Часть 1. НАЧАЛО РАСПАДА

Глава 1. Зеркало в лифте

Виктор нажал кнопку первого этажа.

Лифт, старый, с потёртой до блеска латунной панелью, ответил глухим стуком, будто где-то в шахте сдвинулась не шестерёнка, а кость. Он знал этот звук. Жил здесь третий год, и лифт всегда звучал именно так — по утрам особенно, когда механизмы ещё не прогрелись после холодной ночи. Но сегодня в этом стуке было что-то иное. Какая-то интимность. Будто лифт не просто сработал, а отозвался на его присутствие лично.

Двери со скрипом, похожим на предсмертный хрип, захлопнулись, отсекая его от мира лестничной клетки с её вечным запахом — котёнок, пыль и тление. Кто-то из соседей опять не вынес мусор, и аммиачный дух разлагающейся органики пропитал стены настолько глубоко, что даже хлорка во время уборок не брала его. Виктор уже привык. Как привыкают к хронической боли — перестают замечать, пока она не становится невыносимой.

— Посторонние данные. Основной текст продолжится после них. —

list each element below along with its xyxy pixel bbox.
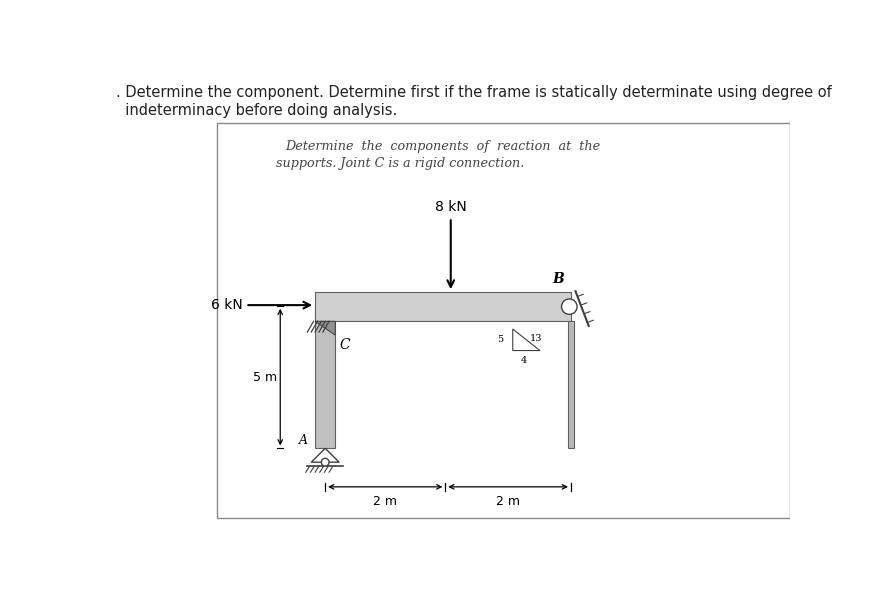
Circle shape [561, 299, 576, 314]
Text: 8 kN: 8 kN [434, 200, 466, 214]
Bar [217, 123, 789, 517]
Text: Determine  the  components  of  reaction  at  the: Determine the components of reaction at … [285, 140, 600, 153]
Text: . Determine the component. Determine first if the frame is statically determinat: . Determine the component. Determine fir… [116, 85, 831, 100]
Text: A: A [299, 434, 308, 447]
Text: 2 m: 2 m [496, 494, 519, 507]
Text: 5: 5 [496, 335, 503, 345]
Text: indeterminacy before doing analysis.: indeterminacy before doing analysis. [116, 104, 396, 118]
Text: supports. Joint C is a rigid connection.: supports. Joint C is a rigid connection. [276, 157, 524, 170]
Circle shape [321, 458, 329, 466]
Polygon shape [315, 321, 335, 335]
Text: B: B [552, 272, 563, 286]
Bar [315, 306, 335, 448]
Text: 2 m: 2 m [373, 494, 396, 507]
Text: 6 kN: 6 kN [210, 298, 242, 312]
Polygon shape [310, 448, 339, 462]
Text: 13: 13 [529, 334, 542, 343]
Text: 4: 4 [521, 356, 527, 365]
Text: C: C [339, 338, 350, 352]
Bar [315, 292, 570, 321]
Text: 5 m: 5 m [253, 371, 277, 384]
Bar [567, 321, 574, 448]
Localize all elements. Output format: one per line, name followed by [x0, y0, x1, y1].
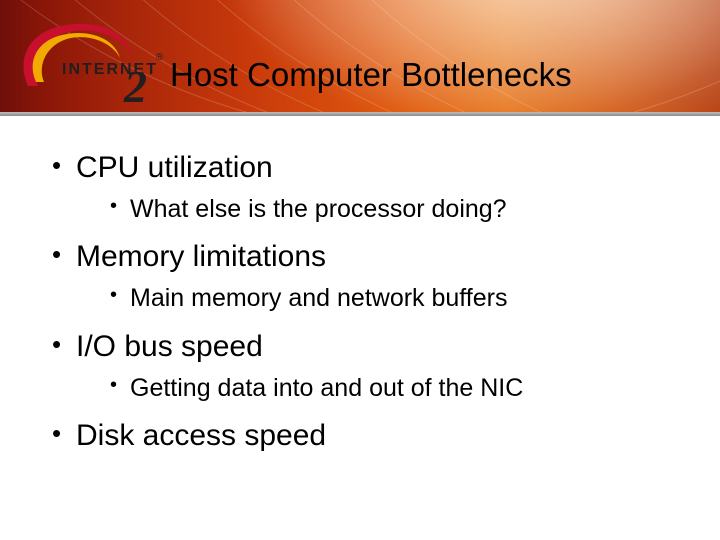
bullet-list-level2: What else is the processor doing?: [76, 194, 680, 225]
bullet-text: CPU utilization: [76, 151, 273, 184]
bullet-list-level2: Main memory and network buffers: [76, 283, 680, 314]
logo-registered-icon: ®: [156, 52, 164, 63]
bullet-text: Memory limitations: [76, 240, 326, 273]
slide-title: Host Computer Bottlenecks: [170, 56, 572, 94]
slide-body: CPU utilization What else is the process…: [48, 150, 680, 460]
bullet-item: Disk access speed: [48, 418, 680, 454]
sub-bullet-text: What else is the processor doing?: [130, 195, 507, 223]
bullet-text: I/O bus speed: [76, 330, 263, 363]
bullet-item: I/O bus speed Getting data into and out …: [48, 329, 680, 404]
bullet-text: Disk access speed: [76, 419, 326, 452]
internet2-logo: INTERNET 2 ®: [16, 16, 166, 108]
bullet-item: Memory limitations Main memory and netwo…: [48, 239, 680, 314]
sub-bullet-item: Getting data into and out of the NIC: [108, 373, 680, 404]
bullet-item: CPU utilization What else is the process…: [48, 150, 680, 225]
logo-numeral: 2: [123, 61, 147, 108]
sub-bullet-item: What else is the processor doing?: [108, 194, 680, 225]
header-divider: [0, 112, 720, 116]
sub-bullet-text: Main memory and network buffers: [130, 284, 507, 312]
sub-bullet-item: Main memory and network buffers: [108, 283, 680, 314]
bullet-list-level1: CPU utilization What else is the process…: [48, 150, 680, 454]
sub-bullet-text: Getting data into and out of the NIC: [130, 374, 523, 402]
bullet-list-level2: Getting data into and out of the NIC: [76, 373, 680, 404]
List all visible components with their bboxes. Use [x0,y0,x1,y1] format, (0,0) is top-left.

Внутри пахло иначе: озоном от искрящейся проводки, ржавчиной и чуть уловимым, сладковатым запахом гвоздики — как в похоронном зале. Этот запах он тоже узнавал. С детства. Бабушка, когда провожала его в школу, всегда душилась гвоздикой. Дешёвым одеколоном из ларька у остановки. А потом, когда она лежала в гробу, в маленькой деревне под Уссурийском, гвоздика смешалась с формалином и воском, и этот коктейль врезался в память навсегда.

Обычный понедельник, девять утра.

Виктор прижал к груди потёртый кожаный портфель, внутри которого булькал в термосе дешёвый растворимый кофе, а в кармане пиджака отдавали холодом ключи от съёмной однушки. Он машинально проверил карманы: портфель, телефон, ключи, пропуск. Всё на месте. Ритуал, который он повторял каждое утро, потому что однажды забыл пропуск и простоял на холоде сорок минут, пока охрана не сжалилась.

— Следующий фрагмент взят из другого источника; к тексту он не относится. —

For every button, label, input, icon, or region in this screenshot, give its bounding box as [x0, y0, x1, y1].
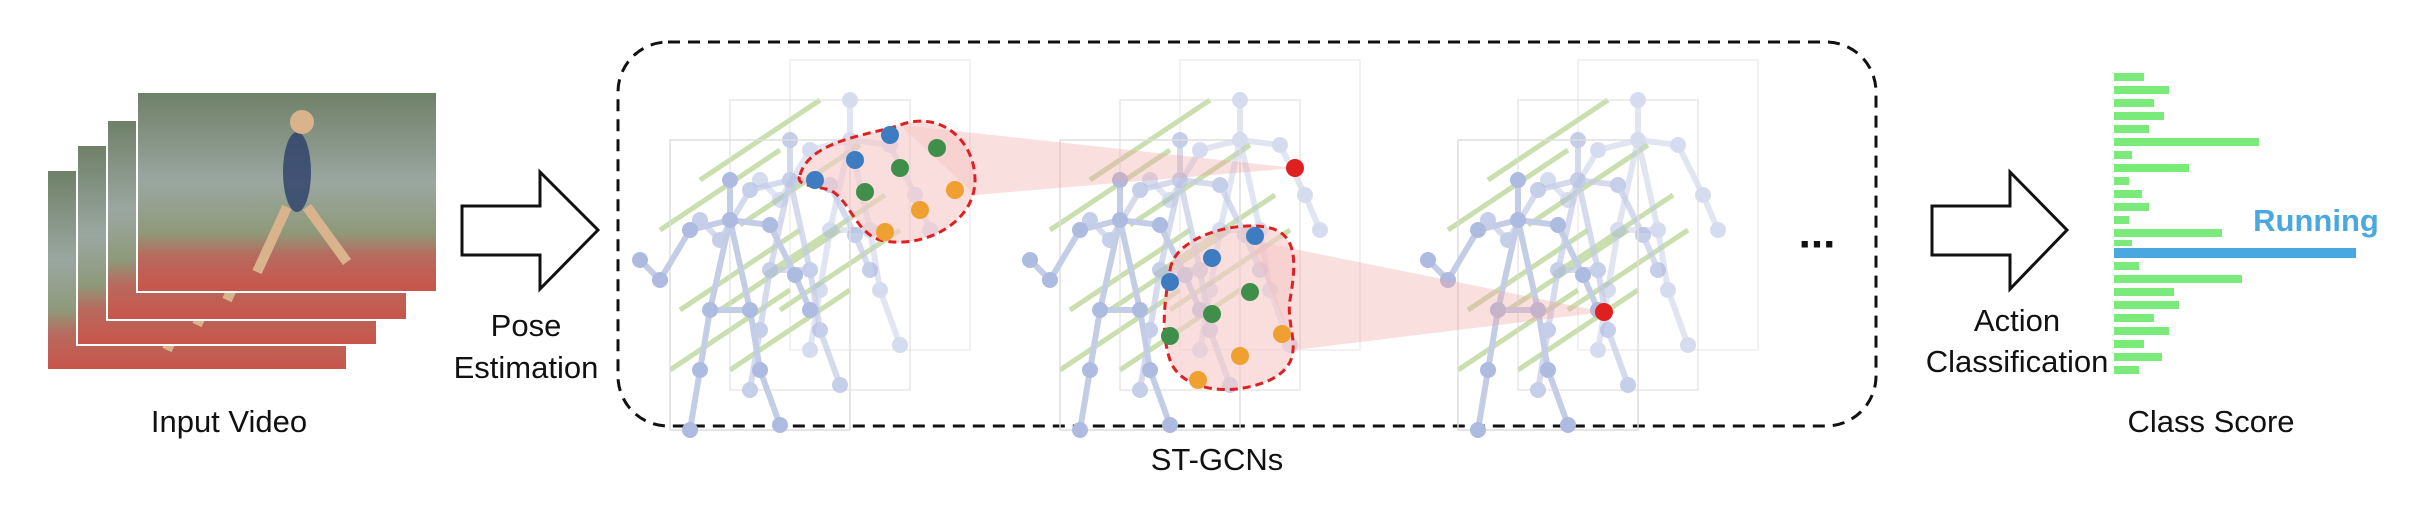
score-label: Class Score	[2127, 404, 2294, 439]
model-label: ST-GCNs	[1151, 442, 1284, 477]
pose-label: Pose	[491, 308, 562, 343]
projection	[1250, 240, 1604, 350]
action-label: Classification	[1926, 344, 2109, 379]
arrow	[1930, 168, 2070, 293]
ellipsis: ...	[1799, 209, 1836, 258]
score-bars	[2114, 73, 2259, 374]
predicted-class: Running	[2253, 203, 2379, 238]
action-label: Action	[1974, 303, 2060, 338]
projection	[900, 125, 1295, 195]
pose-label: Estimation	[454, 350, 599, 385]
input-label: Input Video	[151, 404, 307, 439]
neighborhood	[1162, 224, 1296, 391]
video-frames	[47, 92, 437, 370]
top-score-bar	[2114, 248, 2356, 258]
highlighted-joints	[806, 126, 1613, 389]
arrow	[460, 168, 601, 293]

Он машинально поправил галстук — узел съехал, будто пытался задушить своего хозяина. Этот галстук, бордовый в тонкую полоску, был куплен на распродаже три года назад, когда Виктора повысили до старшего аналитика. Повышение означало прибавку в десять тысяч и обязанность носить «деловой стиль». Галстук он ненавидел. Каждое утро, завязывая его, Виктор чувствовал, как что-то внутри затягивается вместе с узлом.

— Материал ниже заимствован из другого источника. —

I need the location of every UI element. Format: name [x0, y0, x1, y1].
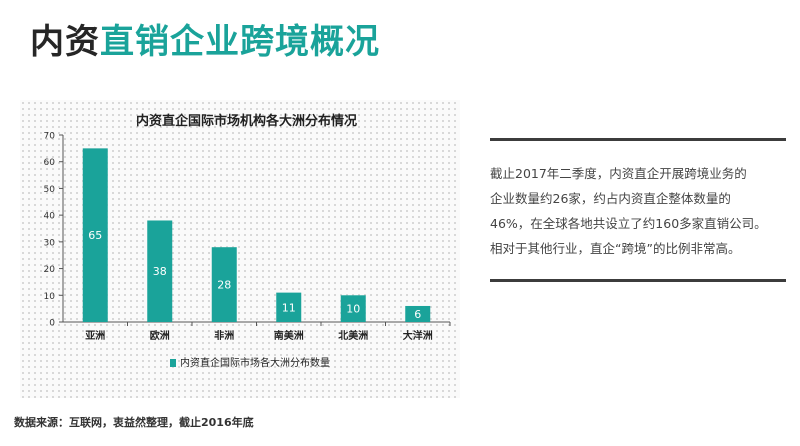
- bar-value-label: 6: [414, 308, 421, 321]
- x-tick-label: 北美洲: [338, 329, 368, 342]
- y-tick-label: 0: [49, 319, 55, 329]
- page-title-part2: 直销企业跨境概况: [100, 22, 380, 62]
- chart-panel: 内资直企国际市场机构各大洲分布情况 0 10 20 30 40 50 60 70 65 亚洲 38 欧洲…: [20, 100, 460, 398]
- chart-title: 内资直企国际市场机构各大洲分布情况: [136, 113, 357, 129]
- x-tick-label: 南美洲: [274, 329, 304, 342]
- bar: [147, 220, 173, 322]
- bar: [276, 292, 302, 322]
- description-top-rule: [490, 138, 786, 141]
- y-tick-label: 20: [44, 265, 56, 275]
- x-tick-label: 非洲: [214, 329, 234, 342]
- description-line: 截止2017年二季度，内资直企开展跨境业务的: [490, 166, 747, 181]
- x-tick-label: 亚洲: [85, 330, 105, 342]
- y-tick-label: 50: [44, 185, 56, 195]
- bar-value-label: 11: [282, 301, 296, 314]
- bar-value-label: 28: [217, 279, 231, 292]
- bar: [405, 305, 431, 322]
- bar-chart: 内资直企国际市场机构各大洲分布情况 0 10 20 30 40 50 60 70 65 亚洲 38 欧洲…: [44, 113, 451, 369]
- y-tick-label: 60: [44, 158, 56, 168]
- description-block: 截止2017年二季度，内资直企开展跨境业务的 企业数量约26家，约占内资直企整体…: [490, 138, 786, 282]
- x-tick-label: 大洋洲: [403, 329, 433, 342]
- description-text: 截止2017年二季度，内资直企开展跨境业务的 企业数量约26家，约占内资直企整体…: [490, 161, 786, 261]
- description-line: 46%，在全球各地共设立了约160多家直销公司。: [490, 216, 767, 231]
- description-bottom-rule: [490, 279, 786, 282]
- x-tick-label: 欧洲: [150, 329, 170, 342]
- bar: [340, 295, 366, 322]
- bar: [211, 247, 237, 322]
- bar-value-label: 38: [153, 265, 167, 278]
- page-title-part1: 内资: [30, 22, 100, 62]
- source-note: 数据来源：互联网，衷益然整理，截止2016年底: [14, 416, 254, 429]
- y-tick-label: 30: [44, 238, 56, 248]
- description-line: 企业数量约26家，约占内资直企整体数量的: [490, 191, 731, 206]
- description-line: 相对于其他行业，直企“跨境”的比例非常高。: [490, 241, 741, 256]
- page-title: 内资直销企业跨境概况: [30, 14, 380, 63]
- y-tick-label: 10: [44, 292, 56, 302]
- legend-label: 内资直企国际市场各大洲分布数量: [180, 356, 330, 369]
- bar-value-label: 65: [88, 229, 102, 242]
- y-tick-label: 70: [44, 132, 56, 142]
- y-tick-label: 40: [44, 212, 56, 222]
- legend-swatch: [170, 359, 176, 367]
- bar: [82, 148, 108, 322]
- bar-value-label: 10: [346, 303, 360, 316]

Бросил взгляд в зеркало, мутное, в серебряных подтёках, занимавшее всю заднюю стенку кабины.

Это был не он.

Виктор не понял этого сразу. Сначала сознание услужливо подсунуло знакомую картинку: знакомый овал лица, та же недельная щетина, которую он всегда сбривал по вторникам и пятницам, но к понедельнику она уже отрастала колючей щёткой; те же тени под глазами от бессонных ночей над отчётами. Всё как обычно. Всё на своих местах.

Но потом детали поползли, как трещины по льду.

Лицо в отражении улыбалось шире, чем положено. Не кривилось в привычной гримасе «только бы дожить до выходных», а именно улыбалось — уголки губ ползли вверх, растягивая кожу, обнажая ровный ряд зубов. Слишком белых. Слишком идеальных. Зубы, которые не видели ни кофе, ни никотина, ни дешёвого стоматолога в районной поликлинике.

Его собственные зубы были с жёлтым налётом, несмотря на ежедневную чистку, с двумя пломбами на передних — одна откололась, и он всё никак не находил времени записаться к врачу. Во рту отражения не было ни одной пломбы. И налёта. Только эмаль, похожая на фарфор.

Глаза.

Его глаза — карие, с мелкими красными прожилками от постоянного сидения за монитором, с вечно расширенными зрачками из-за трёх чашек кофе в день — в отражении были совсем другими. Темнее. Почти чёрными. Бездонными, как провалы в угольном пласте. И в них не было усталости. Не было той плоской, бесцветной пустоты, которую Виктор видел в своём взгляде каждое утро, когда умывался. В этих глазах горело что-то живое. Опасное.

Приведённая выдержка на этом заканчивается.